Judge Williams has now posted his form scheduling orders on the District of Delaware website.
I took a look through his non-ANDA scheduling order, and it will be extremely familiar to Delaware practitioners. It mostly tracks Judge Noreika's form order.
Judge Williams' form order does, however, pull in portions from other Delaware judges' form scheduling orders. Here are some changes in Judge Williams' new form order as compared to Judge Noreika's form:
- Discovery disputes and motions to amend or strike use language from Judge Stark's form scheduling order.
- Parties sometimes get tripped up on this, and forget that motions to amend or strike have special rules—so keep that in mind if you have a Judge Williams case.

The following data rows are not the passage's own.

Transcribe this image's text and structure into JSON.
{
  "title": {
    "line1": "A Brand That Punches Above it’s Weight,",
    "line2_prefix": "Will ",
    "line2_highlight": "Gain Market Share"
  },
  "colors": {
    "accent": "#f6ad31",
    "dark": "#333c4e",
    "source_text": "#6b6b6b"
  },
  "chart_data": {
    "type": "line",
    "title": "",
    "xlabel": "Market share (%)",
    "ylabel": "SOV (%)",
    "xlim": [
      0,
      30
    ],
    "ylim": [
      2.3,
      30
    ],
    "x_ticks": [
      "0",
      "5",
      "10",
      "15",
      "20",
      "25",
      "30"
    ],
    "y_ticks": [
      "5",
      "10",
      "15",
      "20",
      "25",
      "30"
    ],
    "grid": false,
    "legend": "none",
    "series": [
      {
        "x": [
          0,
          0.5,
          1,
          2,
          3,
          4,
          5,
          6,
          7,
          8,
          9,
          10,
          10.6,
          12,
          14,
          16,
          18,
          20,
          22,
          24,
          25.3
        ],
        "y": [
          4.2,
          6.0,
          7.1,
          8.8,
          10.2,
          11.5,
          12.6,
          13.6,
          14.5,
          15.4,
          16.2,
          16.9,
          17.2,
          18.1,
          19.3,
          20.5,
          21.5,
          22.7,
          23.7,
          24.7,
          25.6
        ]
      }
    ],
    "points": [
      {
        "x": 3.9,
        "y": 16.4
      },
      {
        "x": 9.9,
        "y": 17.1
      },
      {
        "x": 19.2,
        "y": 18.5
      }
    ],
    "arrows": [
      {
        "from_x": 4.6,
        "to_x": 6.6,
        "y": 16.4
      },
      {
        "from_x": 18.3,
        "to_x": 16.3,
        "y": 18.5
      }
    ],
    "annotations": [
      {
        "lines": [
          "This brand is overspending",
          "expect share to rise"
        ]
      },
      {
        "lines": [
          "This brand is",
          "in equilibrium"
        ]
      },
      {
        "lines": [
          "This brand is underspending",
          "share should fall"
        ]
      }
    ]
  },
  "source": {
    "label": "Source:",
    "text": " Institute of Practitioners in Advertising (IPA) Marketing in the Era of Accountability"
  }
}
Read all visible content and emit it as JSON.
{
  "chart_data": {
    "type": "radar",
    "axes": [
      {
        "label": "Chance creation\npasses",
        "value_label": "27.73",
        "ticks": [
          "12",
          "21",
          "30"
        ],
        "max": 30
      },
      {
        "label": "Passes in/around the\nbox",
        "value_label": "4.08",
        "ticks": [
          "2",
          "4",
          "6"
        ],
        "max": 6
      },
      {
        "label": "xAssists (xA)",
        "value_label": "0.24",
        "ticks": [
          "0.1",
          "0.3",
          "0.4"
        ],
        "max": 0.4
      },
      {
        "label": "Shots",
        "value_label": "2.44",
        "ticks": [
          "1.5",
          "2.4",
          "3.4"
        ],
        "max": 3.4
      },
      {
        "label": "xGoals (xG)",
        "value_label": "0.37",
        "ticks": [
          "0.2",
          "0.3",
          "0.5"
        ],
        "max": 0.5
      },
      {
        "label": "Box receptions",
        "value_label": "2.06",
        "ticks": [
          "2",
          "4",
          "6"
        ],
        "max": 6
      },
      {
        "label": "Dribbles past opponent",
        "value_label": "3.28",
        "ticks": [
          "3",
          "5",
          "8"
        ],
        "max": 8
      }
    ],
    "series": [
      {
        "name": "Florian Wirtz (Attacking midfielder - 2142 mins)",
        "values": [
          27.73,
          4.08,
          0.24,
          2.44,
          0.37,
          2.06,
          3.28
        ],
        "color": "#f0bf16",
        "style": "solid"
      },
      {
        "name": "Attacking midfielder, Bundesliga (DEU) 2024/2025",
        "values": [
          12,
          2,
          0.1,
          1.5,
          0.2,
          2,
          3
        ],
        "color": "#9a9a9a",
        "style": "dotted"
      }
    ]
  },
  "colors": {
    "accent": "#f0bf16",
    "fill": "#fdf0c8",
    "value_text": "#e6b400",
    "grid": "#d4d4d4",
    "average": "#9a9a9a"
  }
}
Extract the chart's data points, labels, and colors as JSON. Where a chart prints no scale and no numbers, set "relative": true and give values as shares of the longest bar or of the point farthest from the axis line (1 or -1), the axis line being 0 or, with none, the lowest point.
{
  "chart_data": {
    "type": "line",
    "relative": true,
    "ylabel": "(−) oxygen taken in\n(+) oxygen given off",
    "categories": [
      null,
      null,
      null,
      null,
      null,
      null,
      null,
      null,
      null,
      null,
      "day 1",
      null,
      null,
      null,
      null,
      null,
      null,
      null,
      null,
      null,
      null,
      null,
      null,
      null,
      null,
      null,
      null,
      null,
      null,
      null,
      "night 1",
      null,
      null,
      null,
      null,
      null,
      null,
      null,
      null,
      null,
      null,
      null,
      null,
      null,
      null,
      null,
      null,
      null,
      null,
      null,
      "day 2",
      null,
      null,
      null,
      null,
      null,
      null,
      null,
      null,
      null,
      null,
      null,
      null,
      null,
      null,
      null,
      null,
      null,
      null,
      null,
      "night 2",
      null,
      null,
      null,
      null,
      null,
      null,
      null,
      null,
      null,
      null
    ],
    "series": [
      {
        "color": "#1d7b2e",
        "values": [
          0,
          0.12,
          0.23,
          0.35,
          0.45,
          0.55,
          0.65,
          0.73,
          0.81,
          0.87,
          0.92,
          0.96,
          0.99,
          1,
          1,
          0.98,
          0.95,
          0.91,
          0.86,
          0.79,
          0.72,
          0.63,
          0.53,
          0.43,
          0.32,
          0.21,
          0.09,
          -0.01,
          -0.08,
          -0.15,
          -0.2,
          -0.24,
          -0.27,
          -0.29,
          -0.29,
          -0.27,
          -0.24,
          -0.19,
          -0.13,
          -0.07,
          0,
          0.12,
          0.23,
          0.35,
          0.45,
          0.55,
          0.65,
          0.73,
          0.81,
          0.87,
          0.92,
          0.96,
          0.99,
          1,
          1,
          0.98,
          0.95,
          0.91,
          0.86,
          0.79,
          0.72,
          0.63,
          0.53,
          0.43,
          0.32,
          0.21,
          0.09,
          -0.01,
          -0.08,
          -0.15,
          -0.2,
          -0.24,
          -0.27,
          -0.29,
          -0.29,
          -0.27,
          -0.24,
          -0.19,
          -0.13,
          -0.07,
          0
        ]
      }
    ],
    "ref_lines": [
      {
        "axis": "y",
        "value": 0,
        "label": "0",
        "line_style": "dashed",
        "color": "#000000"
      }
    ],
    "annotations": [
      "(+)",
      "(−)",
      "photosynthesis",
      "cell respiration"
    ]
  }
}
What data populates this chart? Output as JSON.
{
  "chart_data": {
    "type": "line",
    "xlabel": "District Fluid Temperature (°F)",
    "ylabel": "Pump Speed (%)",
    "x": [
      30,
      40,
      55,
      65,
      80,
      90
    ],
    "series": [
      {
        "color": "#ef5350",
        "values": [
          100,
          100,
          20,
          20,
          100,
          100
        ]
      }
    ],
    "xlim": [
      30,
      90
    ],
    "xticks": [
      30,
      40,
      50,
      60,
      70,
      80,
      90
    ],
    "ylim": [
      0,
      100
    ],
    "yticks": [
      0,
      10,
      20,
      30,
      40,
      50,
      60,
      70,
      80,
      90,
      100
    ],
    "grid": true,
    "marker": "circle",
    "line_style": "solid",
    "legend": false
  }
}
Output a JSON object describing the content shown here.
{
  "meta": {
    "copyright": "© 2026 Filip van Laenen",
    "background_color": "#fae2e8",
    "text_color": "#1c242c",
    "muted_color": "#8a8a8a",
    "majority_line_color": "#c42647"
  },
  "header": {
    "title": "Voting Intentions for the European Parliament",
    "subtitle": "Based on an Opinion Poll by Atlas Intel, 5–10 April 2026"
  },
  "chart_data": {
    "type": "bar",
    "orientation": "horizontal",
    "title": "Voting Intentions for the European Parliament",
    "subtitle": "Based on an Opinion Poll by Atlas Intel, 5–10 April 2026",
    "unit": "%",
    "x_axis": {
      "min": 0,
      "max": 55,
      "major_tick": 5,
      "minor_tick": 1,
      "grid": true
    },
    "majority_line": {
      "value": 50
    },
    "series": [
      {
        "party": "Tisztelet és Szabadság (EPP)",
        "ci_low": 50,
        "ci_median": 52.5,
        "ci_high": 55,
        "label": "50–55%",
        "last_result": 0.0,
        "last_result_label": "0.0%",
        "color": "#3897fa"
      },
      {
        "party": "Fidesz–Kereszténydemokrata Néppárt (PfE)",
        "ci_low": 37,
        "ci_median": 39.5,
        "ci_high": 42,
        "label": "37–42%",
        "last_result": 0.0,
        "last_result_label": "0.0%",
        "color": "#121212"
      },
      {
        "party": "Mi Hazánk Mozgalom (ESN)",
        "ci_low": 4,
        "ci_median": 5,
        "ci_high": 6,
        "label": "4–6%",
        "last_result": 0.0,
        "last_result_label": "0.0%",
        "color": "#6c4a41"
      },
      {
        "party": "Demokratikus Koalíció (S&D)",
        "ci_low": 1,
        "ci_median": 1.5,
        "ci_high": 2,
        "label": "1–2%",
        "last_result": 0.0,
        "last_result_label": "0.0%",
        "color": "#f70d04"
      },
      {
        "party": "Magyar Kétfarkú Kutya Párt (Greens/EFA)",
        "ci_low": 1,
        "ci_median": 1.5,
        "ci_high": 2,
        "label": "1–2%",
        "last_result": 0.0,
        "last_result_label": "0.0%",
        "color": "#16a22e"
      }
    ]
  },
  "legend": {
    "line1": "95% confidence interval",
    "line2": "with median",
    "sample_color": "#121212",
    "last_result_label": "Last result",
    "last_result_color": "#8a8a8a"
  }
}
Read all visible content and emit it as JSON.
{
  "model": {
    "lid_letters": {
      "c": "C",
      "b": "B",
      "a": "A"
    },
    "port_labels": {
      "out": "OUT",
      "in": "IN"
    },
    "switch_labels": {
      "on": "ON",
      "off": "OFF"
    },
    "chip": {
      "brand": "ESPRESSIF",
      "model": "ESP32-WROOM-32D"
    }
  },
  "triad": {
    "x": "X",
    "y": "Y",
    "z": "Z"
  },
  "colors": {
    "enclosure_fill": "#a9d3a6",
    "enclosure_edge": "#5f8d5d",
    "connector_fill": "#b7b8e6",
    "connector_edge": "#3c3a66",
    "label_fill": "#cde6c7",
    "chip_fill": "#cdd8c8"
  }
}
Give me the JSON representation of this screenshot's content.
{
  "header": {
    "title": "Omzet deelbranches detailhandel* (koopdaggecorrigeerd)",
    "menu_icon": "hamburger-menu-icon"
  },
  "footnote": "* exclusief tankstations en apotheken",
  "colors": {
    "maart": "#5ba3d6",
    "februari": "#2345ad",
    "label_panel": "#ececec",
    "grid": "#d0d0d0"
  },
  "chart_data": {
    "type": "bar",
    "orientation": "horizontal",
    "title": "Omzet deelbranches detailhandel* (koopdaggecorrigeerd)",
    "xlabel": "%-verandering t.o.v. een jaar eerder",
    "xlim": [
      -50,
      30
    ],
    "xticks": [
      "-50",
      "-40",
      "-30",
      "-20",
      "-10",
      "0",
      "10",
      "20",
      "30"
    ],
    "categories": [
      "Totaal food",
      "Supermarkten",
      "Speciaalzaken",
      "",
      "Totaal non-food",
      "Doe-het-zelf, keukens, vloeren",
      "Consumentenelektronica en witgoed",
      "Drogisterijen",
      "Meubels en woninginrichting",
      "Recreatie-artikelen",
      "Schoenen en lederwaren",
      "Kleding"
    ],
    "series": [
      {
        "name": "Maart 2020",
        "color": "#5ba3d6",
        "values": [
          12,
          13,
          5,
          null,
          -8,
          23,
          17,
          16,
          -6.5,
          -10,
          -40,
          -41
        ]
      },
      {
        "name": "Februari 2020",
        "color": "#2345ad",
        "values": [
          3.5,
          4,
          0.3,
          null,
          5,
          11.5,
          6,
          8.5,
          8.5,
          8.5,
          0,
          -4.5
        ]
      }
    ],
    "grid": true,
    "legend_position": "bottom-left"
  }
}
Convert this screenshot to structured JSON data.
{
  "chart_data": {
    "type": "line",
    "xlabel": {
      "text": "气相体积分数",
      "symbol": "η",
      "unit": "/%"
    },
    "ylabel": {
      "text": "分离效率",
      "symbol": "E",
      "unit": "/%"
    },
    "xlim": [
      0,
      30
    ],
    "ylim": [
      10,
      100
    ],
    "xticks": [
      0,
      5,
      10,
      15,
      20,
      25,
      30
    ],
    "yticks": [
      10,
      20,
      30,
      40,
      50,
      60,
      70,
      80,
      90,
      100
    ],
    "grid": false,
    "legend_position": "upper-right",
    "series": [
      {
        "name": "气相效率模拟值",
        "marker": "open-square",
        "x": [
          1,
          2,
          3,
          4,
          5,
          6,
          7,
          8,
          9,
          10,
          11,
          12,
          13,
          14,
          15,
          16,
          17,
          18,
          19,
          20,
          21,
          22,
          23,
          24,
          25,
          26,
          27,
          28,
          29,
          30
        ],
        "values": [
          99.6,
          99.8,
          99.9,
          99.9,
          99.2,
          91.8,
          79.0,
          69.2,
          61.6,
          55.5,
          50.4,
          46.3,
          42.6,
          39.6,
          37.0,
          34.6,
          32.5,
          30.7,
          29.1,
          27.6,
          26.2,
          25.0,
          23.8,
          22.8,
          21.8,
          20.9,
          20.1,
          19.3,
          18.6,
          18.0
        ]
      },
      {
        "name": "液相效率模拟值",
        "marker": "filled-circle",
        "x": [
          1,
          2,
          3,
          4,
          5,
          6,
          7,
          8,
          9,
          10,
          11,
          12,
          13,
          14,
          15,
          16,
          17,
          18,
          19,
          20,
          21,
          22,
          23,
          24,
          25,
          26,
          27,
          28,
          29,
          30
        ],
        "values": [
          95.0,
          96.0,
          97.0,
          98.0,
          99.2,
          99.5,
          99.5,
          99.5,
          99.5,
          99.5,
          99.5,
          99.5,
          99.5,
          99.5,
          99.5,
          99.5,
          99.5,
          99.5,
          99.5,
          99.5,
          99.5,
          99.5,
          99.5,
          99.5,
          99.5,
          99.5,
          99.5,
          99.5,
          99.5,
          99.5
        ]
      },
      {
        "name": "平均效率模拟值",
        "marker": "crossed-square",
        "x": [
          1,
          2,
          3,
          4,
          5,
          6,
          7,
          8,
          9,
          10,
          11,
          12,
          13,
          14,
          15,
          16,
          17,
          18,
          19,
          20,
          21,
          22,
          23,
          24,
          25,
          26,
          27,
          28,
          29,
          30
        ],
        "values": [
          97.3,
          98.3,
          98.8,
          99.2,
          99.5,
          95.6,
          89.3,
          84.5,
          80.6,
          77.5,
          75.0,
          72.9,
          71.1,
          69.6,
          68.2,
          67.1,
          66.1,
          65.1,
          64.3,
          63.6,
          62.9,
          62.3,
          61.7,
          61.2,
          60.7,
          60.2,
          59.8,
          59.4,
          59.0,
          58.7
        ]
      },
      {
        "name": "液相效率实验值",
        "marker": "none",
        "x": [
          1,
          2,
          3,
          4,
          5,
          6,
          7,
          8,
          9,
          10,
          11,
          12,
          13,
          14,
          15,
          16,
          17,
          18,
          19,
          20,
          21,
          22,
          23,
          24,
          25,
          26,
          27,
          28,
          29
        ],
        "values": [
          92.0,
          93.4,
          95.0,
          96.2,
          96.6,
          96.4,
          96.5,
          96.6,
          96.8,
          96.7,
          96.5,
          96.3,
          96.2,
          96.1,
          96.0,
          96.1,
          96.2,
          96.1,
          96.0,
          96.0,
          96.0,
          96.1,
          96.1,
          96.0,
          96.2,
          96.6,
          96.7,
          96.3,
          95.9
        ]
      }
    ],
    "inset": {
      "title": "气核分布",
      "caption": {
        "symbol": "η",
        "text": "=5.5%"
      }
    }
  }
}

- The tech tutorial language pulls from Judge Stark's form, but with some major changes. Like in Judge Stark's form, tech tutorials are required, not optional. But, unlike in Judge Stark's form, the tech tutorial must be joint, and there is no provision for the parties to comment on or object to each others' tutorials.
- I don't recall any prior judge requiring joint technology tutorials. That will be interesting.
- I believe Judge Williams will be the only current Delaware judge who requires (rather than permits) tech tutorials. They are not optional.
- In my view, objections to tech tutorials are somewhat time consuming and of limited value. Parties rarely see the Court respond to these objections. Removing them seems like a good change.
- The claim construction briefing language pulls mostly from Judge Andrews' form, which has proven popular. He also adopts Judge Stark's practice of aiming to release a claim construction opinion within 60 days of the Markman hearing.
- The 60-day deadline suggests that Judge Williams may not aim to provide claim construction rulings at the Markman hearing.
Judge Williams also chose not to adopt a few provisions from Judge Noreika's form orders, suggesting he may have different views:
- Judge Williams dropped language prompting the parties to agree or disagree that expert declarations may be used in motion practice. Here is that language:
Expert Report Supplementation. The parties agree they [will] [will not] permit expert declarations to be filed in connection with motions briefing (including case-dispositive motions).
- In two instances, Judge Williams omitted language that discouraged parties from including "general summaries of the law relating to claim construction" in their briefing (one from Judge Stark's form, and one from Judge Noreika's)—perhaps he is more open to these kinds of summaries.
Judge Williams' ANDA scheduling order looks similar to his non-ANDA order, but (as usual) removes some of the disclosure deadlines and does not permit summary judgment.
I haven't heard any word yet on whether Judge Williams will permit parties to keep their current scheduling orders, but I wouldn't be surprised if he does, given that his form orders do not (yet) have any major changes from a typical Delaware scheduling order.